Nato da un sogno dello sceneggiatore Bruce Joel Rubin, noto soprattutto per aver scritto Ghost (Jerry Zucker, 1990), Jacob’s Ladder è ormai diventato un film di culto, grazie soprattutto alla grande influenza che ha avuto sul franchise videoludico Silent Hill che ha portato molte persone a rivalutare l’importanza dell’opera che lo ha ispirato in diversi aspetti.
Diretto da Adrian Lyne nel 1990, Allucinazione perversa (questo il titolo scelto per la versione italiana) riporta nelle sue sequenze iniziali proprio il sogno di Rubin. Il protagonista del film, Jacob (Tim Robbins) si trova chiuso all’interno di una metropolitana, con pesanti catene che gli impediscono di abbandonare il luogo. Si incammina dunque sui binari in cerca di un’uscita, ma rischia di essere investito da un treno in arrivo, salvandosi solo per miracolo. Il modo con il quale Lyne decide di mostrarci l’evento richiama la dimensione dell’incubo a più riprese, ricorrendo a elementi particolarmente tetri, come gli inquietanti personaggi incontrati dal protagonista sul treno, e a un finale interrotto. Nella sequenza successiva infatti, Jacob viene inquadrato mentre ritorna a casa dalla fidanzata Jezebel (Elizabeth Peña) come se nulla fosse effettivamente accaduto.
Nello specifico, Jacob’s Ladder racconta la vita di Jacob successiva al suo ritorno dalla guerra in Vietnam, durante la quale è stato ferito gravemente: un evento con il quale il film si apre che, insieme alla sequenza in metropolitana, impone immediatamente allo spettatore lo stile particolare con il quale Lyne ha deciso di mettere in immagine lo script di Rubin.
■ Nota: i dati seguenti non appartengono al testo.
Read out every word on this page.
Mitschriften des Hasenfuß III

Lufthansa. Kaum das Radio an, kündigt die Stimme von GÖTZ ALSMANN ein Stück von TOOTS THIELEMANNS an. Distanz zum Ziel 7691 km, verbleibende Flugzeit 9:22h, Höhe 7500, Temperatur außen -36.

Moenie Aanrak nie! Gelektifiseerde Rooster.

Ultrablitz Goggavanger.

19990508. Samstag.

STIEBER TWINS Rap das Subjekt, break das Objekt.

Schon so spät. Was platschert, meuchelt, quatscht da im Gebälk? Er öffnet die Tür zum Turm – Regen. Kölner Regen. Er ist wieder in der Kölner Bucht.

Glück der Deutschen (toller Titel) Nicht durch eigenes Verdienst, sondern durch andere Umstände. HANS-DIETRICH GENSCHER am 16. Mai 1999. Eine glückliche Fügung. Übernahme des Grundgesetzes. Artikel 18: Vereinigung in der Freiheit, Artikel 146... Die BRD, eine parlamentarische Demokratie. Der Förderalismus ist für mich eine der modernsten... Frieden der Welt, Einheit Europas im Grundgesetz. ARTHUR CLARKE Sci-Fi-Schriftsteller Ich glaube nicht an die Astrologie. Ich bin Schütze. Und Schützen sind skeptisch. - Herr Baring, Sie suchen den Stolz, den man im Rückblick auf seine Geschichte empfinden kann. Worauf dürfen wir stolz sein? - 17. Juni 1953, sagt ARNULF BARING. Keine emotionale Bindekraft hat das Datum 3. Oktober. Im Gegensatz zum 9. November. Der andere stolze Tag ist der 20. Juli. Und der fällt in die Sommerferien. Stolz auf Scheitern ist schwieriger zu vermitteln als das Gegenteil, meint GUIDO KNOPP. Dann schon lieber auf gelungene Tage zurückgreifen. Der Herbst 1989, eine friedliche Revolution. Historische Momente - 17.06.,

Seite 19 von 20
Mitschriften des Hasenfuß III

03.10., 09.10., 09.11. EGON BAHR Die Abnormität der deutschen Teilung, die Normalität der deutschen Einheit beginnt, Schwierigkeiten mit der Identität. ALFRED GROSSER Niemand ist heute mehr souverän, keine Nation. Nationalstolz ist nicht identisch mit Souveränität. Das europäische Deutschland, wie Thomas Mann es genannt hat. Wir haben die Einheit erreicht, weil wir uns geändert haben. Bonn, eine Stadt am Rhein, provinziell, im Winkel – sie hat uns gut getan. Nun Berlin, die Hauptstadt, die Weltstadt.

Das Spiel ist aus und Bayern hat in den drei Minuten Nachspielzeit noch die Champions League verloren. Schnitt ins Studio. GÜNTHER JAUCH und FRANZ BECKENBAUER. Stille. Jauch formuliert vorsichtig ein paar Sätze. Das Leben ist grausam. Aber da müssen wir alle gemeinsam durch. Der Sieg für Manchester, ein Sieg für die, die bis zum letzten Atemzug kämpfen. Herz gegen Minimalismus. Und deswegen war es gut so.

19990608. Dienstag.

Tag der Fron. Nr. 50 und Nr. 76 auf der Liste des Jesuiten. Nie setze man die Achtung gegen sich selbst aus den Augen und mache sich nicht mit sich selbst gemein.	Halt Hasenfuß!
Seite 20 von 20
Alternando le sequenze in Vietnam a quelle negli Stati Uniti, Lyne costruisce l’intera narrazione del film attorno a Jacob e ai modi con i quali convive con il suo disturbo da stress post-traumatico (amplificato peraltro dalla scomparsa del figlio Gabe, interpretato da Macaulay Culkin), ricorrendo in diverse occasioni all’assurdo, al tetro, al demoniaco, all’inspiegabile.
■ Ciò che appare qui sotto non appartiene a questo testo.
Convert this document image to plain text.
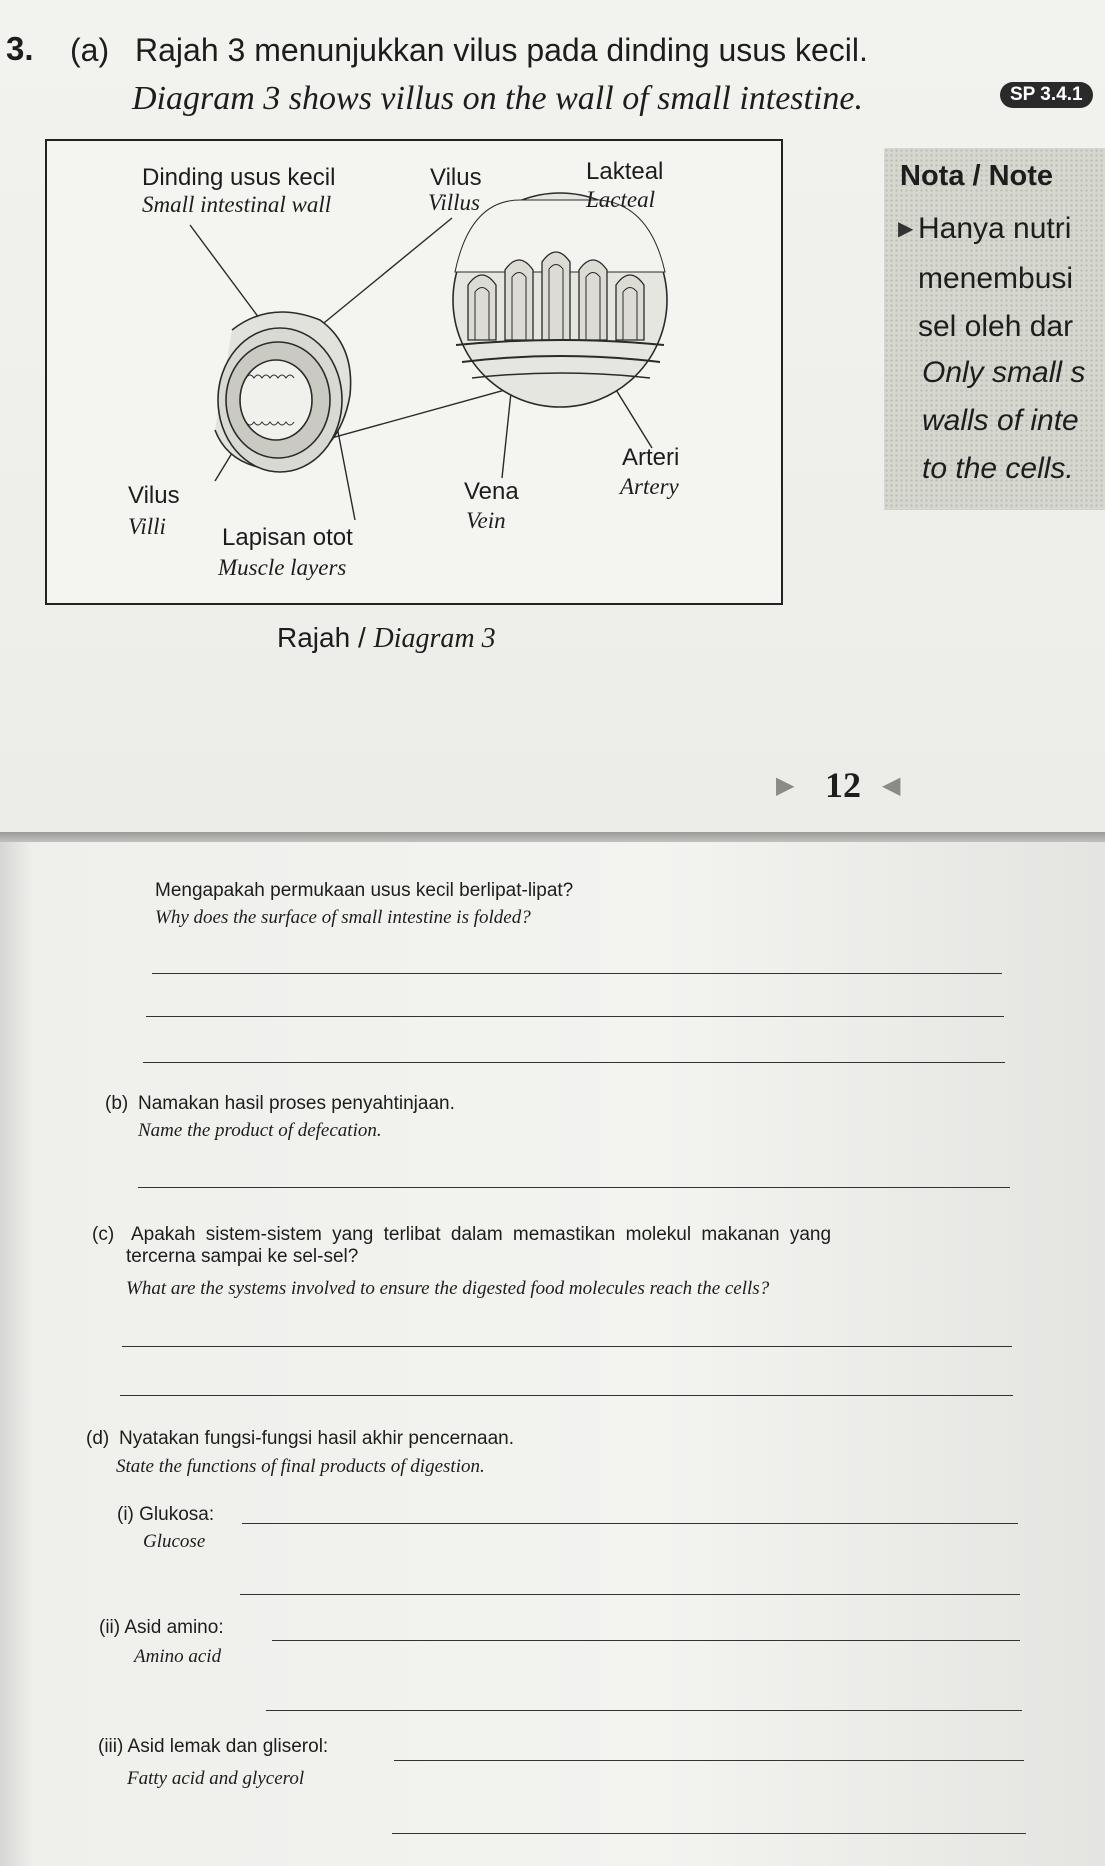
3. (a) Rajah 3 menunjukkan vilus pada dinding usus kecil.
Diagram 3 shows villus on the wall of small intestine.	SP 3.4.1
Dinding usus kecil
Small intestinal wall
Vilus
Villus
Lakteal
Lacteal
Arteri
Artery
Vena
Vein
Vilus
Villi Lapisan otot
Muscle layers
Rajah / Diagram 3
Nota / Note
▶ Hanya nutri
menembusi
sel oleh dar
Only small s
walls of inte
to the cells.
▶ 12 ◀
Mengapakah permukaan usus kecil berlipat-lipat?
Why does the surface of small intestine is folded?
(b) Namakan hasil proses penyahtinjaan.
Name the product of defecation.
(c) Apakah sistem-sistem yang terlibat dalam memastikan molekul makanan yang
tercerna sampai ke sel-sel?
What are the systems involved to ensure the digested food molecules reach the cells?
(d) Nyatakan fungsi-fungsi hasil akhir pencernaan.
State the functions of final products of digestion.
(i) Glukosa:
Glucose
(ii) Asid amino:
Amino acid
(iii) Asid lemak dan gliserol:
Fatty acid and glycerol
Il flashback in Jacob’s Ladder funge a tal proposito da strumento di dissesto dello sguardo spettatoriale. Oltre ad approfondire la trama, i frequenti salti temporali riescono allo stesso tempo a mimare l’instabilità psicologica del protagonista stesso, e l’inserimento di diversi sottotesti narrativi incerti opera in tal senso verso una messa in scena di quella che potremmo definire come una vera e propria retorica dell’inganno. Siamo certi che i disturbi psicologici del protagonista siano reali? O, come progressivamente sembra scoprire Jacob stesso, siamo di fronte ad un elaborato complotto messo in atto dal governo americano?
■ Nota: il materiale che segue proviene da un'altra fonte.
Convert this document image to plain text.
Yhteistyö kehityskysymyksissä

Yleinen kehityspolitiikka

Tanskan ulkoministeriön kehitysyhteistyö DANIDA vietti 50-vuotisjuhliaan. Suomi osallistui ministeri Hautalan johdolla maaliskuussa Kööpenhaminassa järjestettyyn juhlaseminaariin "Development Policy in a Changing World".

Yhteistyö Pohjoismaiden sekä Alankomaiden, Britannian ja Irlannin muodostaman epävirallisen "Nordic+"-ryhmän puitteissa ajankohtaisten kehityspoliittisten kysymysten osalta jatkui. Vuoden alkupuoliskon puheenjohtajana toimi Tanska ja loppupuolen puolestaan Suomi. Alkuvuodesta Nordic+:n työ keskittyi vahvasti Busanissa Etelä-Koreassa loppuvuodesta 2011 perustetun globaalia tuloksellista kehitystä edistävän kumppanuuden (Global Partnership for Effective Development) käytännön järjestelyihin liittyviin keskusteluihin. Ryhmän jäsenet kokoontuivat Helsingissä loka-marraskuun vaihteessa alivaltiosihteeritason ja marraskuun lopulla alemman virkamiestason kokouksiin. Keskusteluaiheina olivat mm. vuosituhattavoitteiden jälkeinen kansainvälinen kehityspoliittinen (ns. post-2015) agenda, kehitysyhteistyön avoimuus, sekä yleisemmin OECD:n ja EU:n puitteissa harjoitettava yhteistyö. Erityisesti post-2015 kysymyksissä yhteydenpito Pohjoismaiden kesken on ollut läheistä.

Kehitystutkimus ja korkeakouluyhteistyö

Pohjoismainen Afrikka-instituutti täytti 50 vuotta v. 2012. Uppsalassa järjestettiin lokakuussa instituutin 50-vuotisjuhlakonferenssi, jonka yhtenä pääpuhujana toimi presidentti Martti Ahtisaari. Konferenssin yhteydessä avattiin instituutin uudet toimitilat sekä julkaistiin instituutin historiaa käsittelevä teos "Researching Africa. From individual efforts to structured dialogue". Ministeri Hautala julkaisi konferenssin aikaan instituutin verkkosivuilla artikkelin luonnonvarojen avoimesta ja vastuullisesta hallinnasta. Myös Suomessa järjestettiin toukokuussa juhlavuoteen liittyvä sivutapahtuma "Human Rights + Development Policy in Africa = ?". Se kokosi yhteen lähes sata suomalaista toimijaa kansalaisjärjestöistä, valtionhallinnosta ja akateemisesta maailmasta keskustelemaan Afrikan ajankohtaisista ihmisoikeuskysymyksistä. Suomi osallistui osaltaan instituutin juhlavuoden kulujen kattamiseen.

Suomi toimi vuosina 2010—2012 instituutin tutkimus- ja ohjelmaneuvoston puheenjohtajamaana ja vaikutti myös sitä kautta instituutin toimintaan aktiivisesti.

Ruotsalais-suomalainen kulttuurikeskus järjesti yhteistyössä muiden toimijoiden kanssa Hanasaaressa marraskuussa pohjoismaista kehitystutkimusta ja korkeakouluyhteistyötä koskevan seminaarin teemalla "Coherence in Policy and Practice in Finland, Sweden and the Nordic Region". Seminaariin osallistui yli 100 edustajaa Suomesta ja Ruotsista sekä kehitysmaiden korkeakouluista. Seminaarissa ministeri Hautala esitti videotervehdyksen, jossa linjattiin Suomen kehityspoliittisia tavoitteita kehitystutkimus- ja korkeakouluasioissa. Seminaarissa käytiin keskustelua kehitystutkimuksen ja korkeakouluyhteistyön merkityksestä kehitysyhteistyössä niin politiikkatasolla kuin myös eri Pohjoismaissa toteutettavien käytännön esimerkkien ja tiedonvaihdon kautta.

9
Lungi dal volersi perdersi in un mero scontro dicotomico tra l’apparente follia del protagonista e la rappresentazione del suo disagio, il film del regista britannico cerca in realtà di porsi su un piano più alto. Il riferimento nel titolo alla biblica scala di Giacobbe infatti non è casuale. Come diventa maggiormente evidente soprattutto durante una seconda visione, Jacob’s Ladder è un’opera ricca di citazioni ai testi cristiani, non solo nei nomi dei suoi protagonisti ma anche nella tematica chiave che lo guida. Da questo punto di vista, il viaggio di Jacob alla scoperta di ciò che sta dietro le ambiguità che sin dal Vietnam hanno caratterizzato la sua esistenza assume i tratti di una vera e propria scalata verso la verità.
A questo proposito, le parole del filosofo medievale Meister Eckhart pronunciate dal chiropratico di Jacob (Danny Aiello), insieme ai momenti conclusivi del film, non lasciano molto spazio di interpretazione di fronte agli eventi vissuti dal protagonista: «la sola cosa che brucia all’inferno è la parte di te che rimane aggrappata alla vita: i ricordi, gli affetti. Ti bruciano via tutto. Non lo fanno per punirti, ma per liberarti l’anima». L’unico modo per Jacob di lasciarsi alle spalle il metafisico purgatorio che risiede in lui stesso, è abbandonare tutto ciò che lo tiene ancorato al mondo che ha deciso di accettare come reale: solo così potrà ambire ad ottenere le chiavi d’accesso per la verità, in una purificatoria ascensione spirituale che lo libererà dalla materialità dei suoi pensieri, dal caos della sua mente diventato materia.